Dünyada bunca şey yaşanırken, Türkiye’ de AKP Hükümeti adeta diktatörlüğünü ilan etmiş, kendisinden olmayan, biat etmeyen tüm kesimleri korku cumhuriyetinde yaşamaya zorluyor.7 Haziran yenilgisini bir türlü sindiremeyen ve mücadele hattında oluşacak olası güçlenmeyi hedef alarak, korku ile sindirerek zayıflatmayı hedeflediği muhalefet cephesine dönük şiddeti artırdıkça arttırıyor.
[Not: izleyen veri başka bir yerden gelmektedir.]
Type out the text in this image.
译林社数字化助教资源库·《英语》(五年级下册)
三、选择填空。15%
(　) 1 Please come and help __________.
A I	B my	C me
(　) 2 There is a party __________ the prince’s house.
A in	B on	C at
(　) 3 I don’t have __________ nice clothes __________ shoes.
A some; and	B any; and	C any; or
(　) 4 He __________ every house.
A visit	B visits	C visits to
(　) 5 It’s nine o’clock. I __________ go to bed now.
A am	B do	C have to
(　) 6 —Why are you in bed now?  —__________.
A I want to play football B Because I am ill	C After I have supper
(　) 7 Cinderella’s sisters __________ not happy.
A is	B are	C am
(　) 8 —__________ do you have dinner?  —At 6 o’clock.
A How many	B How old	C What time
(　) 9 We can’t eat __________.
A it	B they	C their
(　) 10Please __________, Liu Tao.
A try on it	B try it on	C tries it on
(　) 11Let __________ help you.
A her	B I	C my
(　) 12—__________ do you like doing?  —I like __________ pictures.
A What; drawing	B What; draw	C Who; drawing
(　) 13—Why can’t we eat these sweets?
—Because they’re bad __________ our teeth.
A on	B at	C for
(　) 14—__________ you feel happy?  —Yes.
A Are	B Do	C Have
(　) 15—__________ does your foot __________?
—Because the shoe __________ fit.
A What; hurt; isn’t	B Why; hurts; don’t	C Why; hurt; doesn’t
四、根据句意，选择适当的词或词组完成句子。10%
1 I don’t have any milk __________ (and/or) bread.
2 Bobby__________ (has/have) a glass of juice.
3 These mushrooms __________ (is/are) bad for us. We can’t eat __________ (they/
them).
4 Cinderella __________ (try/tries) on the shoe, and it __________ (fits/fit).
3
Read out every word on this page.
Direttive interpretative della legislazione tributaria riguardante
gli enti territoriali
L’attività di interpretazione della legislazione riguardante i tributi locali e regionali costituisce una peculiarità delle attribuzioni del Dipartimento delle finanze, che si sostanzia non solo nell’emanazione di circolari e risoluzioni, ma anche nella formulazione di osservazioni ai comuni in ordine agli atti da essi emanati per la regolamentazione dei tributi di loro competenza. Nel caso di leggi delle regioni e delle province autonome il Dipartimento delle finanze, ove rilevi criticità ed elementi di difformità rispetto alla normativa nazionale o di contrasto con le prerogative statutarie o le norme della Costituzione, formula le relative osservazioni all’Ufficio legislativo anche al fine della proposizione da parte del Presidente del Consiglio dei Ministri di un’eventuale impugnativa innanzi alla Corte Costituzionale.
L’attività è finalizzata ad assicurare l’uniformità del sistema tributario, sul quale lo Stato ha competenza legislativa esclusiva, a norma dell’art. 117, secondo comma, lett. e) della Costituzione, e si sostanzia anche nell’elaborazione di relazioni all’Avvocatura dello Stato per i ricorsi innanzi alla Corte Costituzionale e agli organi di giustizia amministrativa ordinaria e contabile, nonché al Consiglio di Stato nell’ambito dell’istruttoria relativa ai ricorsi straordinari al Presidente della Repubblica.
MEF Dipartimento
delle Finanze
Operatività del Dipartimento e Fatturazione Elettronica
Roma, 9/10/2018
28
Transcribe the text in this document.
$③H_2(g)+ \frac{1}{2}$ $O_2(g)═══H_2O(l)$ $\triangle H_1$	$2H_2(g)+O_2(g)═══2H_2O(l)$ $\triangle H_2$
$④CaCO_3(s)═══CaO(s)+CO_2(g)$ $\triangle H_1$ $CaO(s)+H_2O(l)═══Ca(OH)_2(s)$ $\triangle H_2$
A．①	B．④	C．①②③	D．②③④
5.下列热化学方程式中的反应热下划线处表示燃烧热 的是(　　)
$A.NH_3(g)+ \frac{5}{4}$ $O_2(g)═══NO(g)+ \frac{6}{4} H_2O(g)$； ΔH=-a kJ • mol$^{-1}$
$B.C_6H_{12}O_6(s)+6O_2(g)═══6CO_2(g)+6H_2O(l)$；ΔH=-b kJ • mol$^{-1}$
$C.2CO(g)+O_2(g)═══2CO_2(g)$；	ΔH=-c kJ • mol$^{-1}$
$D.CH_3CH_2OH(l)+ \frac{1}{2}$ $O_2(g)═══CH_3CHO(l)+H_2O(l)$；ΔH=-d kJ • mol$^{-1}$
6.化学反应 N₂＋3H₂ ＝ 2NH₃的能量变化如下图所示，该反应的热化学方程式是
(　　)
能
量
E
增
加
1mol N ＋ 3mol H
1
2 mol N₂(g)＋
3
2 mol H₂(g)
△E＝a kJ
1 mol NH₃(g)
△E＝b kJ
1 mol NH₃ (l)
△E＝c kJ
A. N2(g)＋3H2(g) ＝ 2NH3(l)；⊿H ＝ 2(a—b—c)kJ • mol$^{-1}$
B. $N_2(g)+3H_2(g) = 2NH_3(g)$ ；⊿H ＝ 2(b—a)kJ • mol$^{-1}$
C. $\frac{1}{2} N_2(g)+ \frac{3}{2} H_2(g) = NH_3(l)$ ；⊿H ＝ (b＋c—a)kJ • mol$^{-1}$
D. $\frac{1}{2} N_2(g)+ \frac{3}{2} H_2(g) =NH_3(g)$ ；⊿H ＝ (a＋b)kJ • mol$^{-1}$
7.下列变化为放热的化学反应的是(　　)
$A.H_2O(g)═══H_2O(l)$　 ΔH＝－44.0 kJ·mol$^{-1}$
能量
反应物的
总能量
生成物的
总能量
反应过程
Geçtiğimiz hafta her biri kendi alanında uzun yıllardır mücadele ederek öncülük misyonu taşıyan 20 muhalif insanın altı yıl öncesine ait Kobane suçlamalarıyla gözaltı adı altında rehin alınması asla tesadüfi bir durum değildir. Rehin alınan insanların profilini incelediğimizde 7 Haziran sürecini getiren mücadele hattındaki çok renkliliği kolayca görebiliyoruz. Kadın Hakları mücadelesi yürütenden, Sinemacı –Sanatçı kimliğine, Türk, Kürt, Genç, Gzeteci -Aydın – Yazar – Ekolojist mücadele yürütene kadar çok renkli ve birbirinden farklı görünen insanlar. Devlet aklının mevcut AKP Hükümeti eliyle hedef aldığı salt kişilerden öte halkların Rızalık Bahçesi’ni yeniden yaratma umududur. Bir biçimde hayatımıza dokunan 20 insan tekçi akıl tarafından gözaltı adı altında rehin alındı avukat görüşmesi yapmaları yasaklandı, olağanüstü hal sürecinde yürürlüğe sokulan kararnameler uygulanıyor ve yine gözaltında tutuldukları yerde verilen yemekten zehirlendikleri haberi bir iki ajansa düştü. Diğer yandan yandaş medya bu gözaltıların farklı bağlantıları çıkacağından yani operasyonların genişleyeceğinden hatta Gezi Sürecine dokunacağından söz ediyor. Tüm bunlar karşısında bizler müthiş şaşkınız !!!Tekçi Devlet aklı tıpkı yıllardır yaptığı gibi gerek fiziksel gerekse psikolojik baskı ve işkence ile yıldırmaya – korkutarak geri adım attırmaya dolayısıyla biat ettirmeye çalışıyor. Bu durumda bir gariplik yok, büyük olasılıkla gün geçtikçe de şiddetini yaygınlaştırarak arttıracak çünkü Türk –İslam Sentezinin son halkası olan aktörler kendilerine verilen rolü gerçekleştiremeden, bin yıllık müthiş projeyi gerçekleştiremeden kaybediyor.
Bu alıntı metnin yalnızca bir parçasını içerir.